I wrote this journal entry on October 11 at 2:31 AM… two weeks before my relationship of six years ended. It’s vulnerable. I didn’t want to share it but it’s also powerful and now that I’m at the point of being “ok,” I’m making it public.
I feel humiliated. Taken advantage of. Like I am nothing.
I don’t know what it is I did… we’ve been through stressful times before and were still able to have a functioning relationship or at least still be friends but this guy, he doesn’t even so much as like me. I feel as though he’s disgusted, he wants me to leave and he is no where near in love with me anymore.
Honestly, without his love, I feel… anxiety, scared, a little empty.
At the same time, I know I would be okay if he ever decided he didn’t want to be with me.

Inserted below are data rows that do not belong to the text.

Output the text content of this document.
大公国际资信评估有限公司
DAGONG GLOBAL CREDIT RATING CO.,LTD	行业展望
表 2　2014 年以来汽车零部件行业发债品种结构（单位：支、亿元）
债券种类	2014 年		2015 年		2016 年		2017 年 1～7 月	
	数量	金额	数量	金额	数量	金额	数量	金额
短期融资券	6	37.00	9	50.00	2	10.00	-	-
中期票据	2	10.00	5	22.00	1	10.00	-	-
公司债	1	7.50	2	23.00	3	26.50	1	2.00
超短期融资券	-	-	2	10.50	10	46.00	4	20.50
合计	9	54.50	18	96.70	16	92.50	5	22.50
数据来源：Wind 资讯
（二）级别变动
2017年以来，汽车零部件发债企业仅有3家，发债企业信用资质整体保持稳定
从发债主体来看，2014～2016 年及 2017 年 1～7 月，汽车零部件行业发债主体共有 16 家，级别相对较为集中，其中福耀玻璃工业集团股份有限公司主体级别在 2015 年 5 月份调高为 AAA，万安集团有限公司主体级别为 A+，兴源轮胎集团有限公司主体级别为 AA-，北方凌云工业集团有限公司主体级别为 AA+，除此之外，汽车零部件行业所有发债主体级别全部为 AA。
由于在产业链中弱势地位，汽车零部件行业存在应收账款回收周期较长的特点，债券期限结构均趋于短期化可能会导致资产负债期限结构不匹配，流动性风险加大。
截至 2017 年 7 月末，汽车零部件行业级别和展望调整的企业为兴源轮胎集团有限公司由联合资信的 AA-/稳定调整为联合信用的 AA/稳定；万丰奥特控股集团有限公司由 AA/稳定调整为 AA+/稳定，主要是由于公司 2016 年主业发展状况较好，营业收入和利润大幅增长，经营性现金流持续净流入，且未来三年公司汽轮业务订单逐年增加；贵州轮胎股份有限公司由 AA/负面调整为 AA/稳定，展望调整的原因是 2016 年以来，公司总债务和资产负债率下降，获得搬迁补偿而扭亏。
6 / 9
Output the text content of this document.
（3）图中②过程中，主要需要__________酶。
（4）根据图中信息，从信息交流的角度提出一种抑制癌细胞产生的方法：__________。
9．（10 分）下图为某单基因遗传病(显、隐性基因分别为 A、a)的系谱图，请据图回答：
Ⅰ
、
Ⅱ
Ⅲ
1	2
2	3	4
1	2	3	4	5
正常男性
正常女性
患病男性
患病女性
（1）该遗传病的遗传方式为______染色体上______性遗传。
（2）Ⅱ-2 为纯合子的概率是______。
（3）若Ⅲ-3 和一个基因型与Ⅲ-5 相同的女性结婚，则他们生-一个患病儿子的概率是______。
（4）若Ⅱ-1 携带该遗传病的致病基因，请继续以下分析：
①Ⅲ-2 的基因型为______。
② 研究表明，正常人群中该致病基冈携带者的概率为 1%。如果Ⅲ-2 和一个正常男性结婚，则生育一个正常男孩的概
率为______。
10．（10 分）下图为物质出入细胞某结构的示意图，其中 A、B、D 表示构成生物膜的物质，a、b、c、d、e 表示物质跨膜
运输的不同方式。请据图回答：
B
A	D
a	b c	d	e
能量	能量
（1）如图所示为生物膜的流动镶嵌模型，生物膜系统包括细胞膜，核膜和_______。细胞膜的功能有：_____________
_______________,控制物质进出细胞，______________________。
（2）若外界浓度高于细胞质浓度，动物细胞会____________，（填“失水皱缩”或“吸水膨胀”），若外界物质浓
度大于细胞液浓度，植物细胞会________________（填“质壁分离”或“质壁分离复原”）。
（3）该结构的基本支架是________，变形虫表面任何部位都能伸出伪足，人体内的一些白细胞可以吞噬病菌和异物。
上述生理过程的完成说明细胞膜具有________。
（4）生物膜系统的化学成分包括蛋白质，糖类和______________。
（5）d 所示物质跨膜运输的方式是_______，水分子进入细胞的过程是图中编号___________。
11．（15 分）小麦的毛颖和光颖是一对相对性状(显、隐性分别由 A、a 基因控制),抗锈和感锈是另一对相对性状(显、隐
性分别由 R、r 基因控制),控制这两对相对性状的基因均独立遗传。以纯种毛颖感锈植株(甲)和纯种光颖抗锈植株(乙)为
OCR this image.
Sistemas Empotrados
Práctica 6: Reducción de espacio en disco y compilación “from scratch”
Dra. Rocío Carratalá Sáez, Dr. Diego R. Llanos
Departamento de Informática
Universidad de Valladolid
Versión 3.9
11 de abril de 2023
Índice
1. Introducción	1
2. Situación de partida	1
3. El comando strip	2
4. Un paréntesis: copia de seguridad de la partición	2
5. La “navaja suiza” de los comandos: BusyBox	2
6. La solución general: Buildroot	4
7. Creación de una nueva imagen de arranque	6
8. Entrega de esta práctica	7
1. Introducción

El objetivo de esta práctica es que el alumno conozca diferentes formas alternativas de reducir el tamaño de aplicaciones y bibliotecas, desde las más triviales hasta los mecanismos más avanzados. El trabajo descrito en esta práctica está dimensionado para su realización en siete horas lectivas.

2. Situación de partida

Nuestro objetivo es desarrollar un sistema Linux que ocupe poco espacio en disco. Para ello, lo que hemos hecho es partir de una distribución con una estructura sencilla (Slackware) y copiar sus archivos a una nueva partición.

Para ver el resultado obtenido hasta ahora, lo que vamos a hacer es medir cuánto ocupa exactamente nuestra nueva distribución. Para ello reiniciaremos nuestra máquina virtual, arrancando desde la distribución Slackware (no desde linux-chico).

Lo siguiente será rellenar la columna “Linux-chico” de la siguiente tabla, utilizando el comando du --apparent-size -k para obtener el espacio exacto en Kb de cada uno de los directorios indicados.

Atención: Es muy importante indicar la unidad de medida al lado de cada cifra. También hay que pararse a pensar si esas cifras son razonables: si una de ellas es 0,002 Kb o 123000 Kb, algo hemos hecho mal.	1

Why am I sitting around waiting for him to tell me to go? Knowing this is not an acceptable way to be treated by a man? I don’t know. I can’t call it love. I can’t call it devotion. I will call it pathetic. I will call it desperate. In my mind, he is it… it won’t get any better. I shouldn’t go looking for more than I am allowed to have. That is a self-esteem issue…
And with tears down my face I have been reduced to nothing, to a shell of a woman that I don’t want to be anymore… I do deserve more than this. I don’t deserve to be yelled at, mocked, cussed out and mistreated. No one is perfect and I have made some mistakes, there are definitely areas of improvement but I do not deserve the treatment I’ve been receiving for the last few weeks.
I’ve done the absolute worst… begged and pleaded for him to hear me. Begged for him to release me if I am not the woman he wants. He refuses to do it. After days of trying to extract a word or an emotion or a feeling out of him, he said yes he still loves me but he doesn’t like me right now.
I could deal with that… if he wasn’t such a fucking hypocrite. When I have a problem, I’m expected to swallow it and deal with the consequences. But when he is upset, the whole world has to deal with his wrath and all of the anger that he has been not dealing with. But my emotions are invalid, my feelings are a bag of trash he tosses, my pleadings go unacknowledged.
Who can live like this? We are too young to go unsatisfied? We aren’t married…
I know the time is coming, the moment where I get fed up, the moment where after almost six years I finally get off of the emotional roller coaster and wash my hands. The moment where this is too much and I realize that I can’t make Ken love me the way I need to be loved.
It’s going to be so hard, my God, it will be so hard… it will take many nights of crying and agony, feeling all of the leeches he has attached to my soul withdrawing and unclenching their teeth, freeing me from his soul sucking demons that he has released onto me. I will be torn and a little beat up but not broken. I just want to tell my future self, the future self that’s embarking on a new journey and starting over… you are not broken and the strength that is within you is astounding and I am so proud. You can do anything… and you better get that wrist tattoo.